I arrived at The George Tavern this afternoon just in time to catch Robert Logan performing to an almost empty room (people trickled in throughout the performance, by the end we had just about hit double figures). As I came in Logan was hunched over a Nord Lead 3 in a bright blue hoody, drawing from it sounds which reminded me of some of Karlheinz Stockhausen's later electronic pieces or the mid-80's Dr Who music of Dominic Glynn and Keff McCullough, though enriched with a post-rave palette of sounds and post-jazz rhythmic arsenal (Frank Byng of Snorkel accompanied on drums, using far more cymbals and far more ways of playing those cymbals than is usually thought necessary).

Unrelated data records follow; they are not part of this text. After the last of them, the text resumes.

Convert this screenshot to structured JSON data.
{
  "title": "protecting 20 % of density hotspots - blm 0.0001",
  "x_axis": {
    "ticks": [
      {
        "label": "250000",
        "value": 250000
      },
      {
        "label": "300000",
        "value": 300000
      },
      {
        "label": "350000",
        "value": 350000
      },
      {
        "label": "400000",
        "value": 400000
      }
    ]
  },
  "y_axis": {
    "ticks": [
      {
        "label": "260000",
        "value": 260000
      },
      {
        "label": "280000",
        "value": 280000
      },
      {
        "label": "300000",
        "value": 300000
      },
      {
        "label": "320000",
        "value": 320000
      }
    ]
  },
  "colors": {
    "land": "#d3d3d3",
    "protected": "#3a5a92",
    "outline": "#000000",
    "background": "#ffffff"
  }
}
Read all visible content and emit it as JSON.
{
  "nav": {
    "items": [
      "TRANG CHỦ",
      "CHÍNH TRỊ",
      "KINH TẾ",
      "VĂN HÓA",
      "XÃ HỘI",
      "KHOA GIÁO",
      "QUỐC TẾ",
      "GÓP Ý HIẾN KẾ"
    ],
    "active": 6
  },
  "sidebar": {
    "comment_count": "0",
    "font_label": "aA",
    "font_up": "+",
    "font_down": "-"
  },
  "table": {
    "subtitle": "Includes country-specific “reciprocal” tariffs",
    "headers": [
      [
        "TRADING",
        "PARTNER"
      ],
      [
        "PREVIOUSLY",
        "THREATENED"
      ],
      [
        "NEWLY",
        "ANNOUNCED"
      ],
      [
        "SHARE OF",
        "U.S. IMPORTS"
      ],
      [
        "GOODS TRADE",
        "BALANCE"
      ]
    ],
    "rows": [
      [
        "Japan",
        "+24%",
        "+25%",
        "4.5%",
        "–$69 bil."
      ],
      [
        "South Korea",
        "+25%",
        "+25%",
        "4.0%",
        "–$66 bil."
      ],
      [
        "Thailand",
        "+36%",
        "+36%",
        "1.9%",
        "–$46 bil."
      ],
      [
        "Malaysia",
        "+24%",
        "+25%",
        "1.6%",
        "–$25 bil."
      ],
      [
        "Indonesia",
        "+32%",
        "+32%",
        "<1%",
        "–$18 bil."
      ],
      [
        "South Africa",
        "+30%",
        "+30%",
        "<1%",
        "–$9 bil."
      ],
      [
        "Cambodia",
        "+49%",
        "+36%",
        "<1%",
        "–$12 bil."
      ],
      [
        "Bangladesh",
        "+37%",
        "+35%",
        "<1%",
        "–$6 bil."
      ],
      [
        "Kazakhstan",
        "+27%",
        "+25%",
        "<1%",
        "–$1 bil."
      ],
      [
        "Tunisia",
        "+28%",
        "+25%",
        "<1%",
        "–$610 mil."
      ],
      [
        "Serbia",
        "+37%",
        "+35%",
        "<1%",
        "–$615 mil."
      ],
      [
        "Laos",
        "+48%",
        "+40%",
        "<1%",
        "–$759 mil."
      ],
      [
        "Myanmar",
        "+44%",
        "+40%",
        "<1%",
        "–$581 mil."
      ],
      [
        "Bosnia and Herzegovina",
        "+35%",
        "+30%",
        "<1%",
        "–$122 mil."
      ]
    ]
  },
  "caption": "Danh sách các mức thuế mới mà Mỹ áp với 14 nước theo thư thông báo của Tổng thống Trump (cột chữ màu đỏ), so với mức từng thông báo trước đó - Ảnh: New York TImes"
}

Whilst the grinding ostinatos drew my mind towards the more industrial sounding tracks on Andrew Poppy's Beating of Wings album, the real time timbral shaping and throbbing low end led me to think of some of the spacier bits of dubstep on the Hyperdub label. As the set progressed, beats took over more and more and it became just that little bit more ... expected. Perhaps fewer people would get into Logan's music were he to reduce the dominance of these dance rhythms, but perhaps those that still did would listen closer.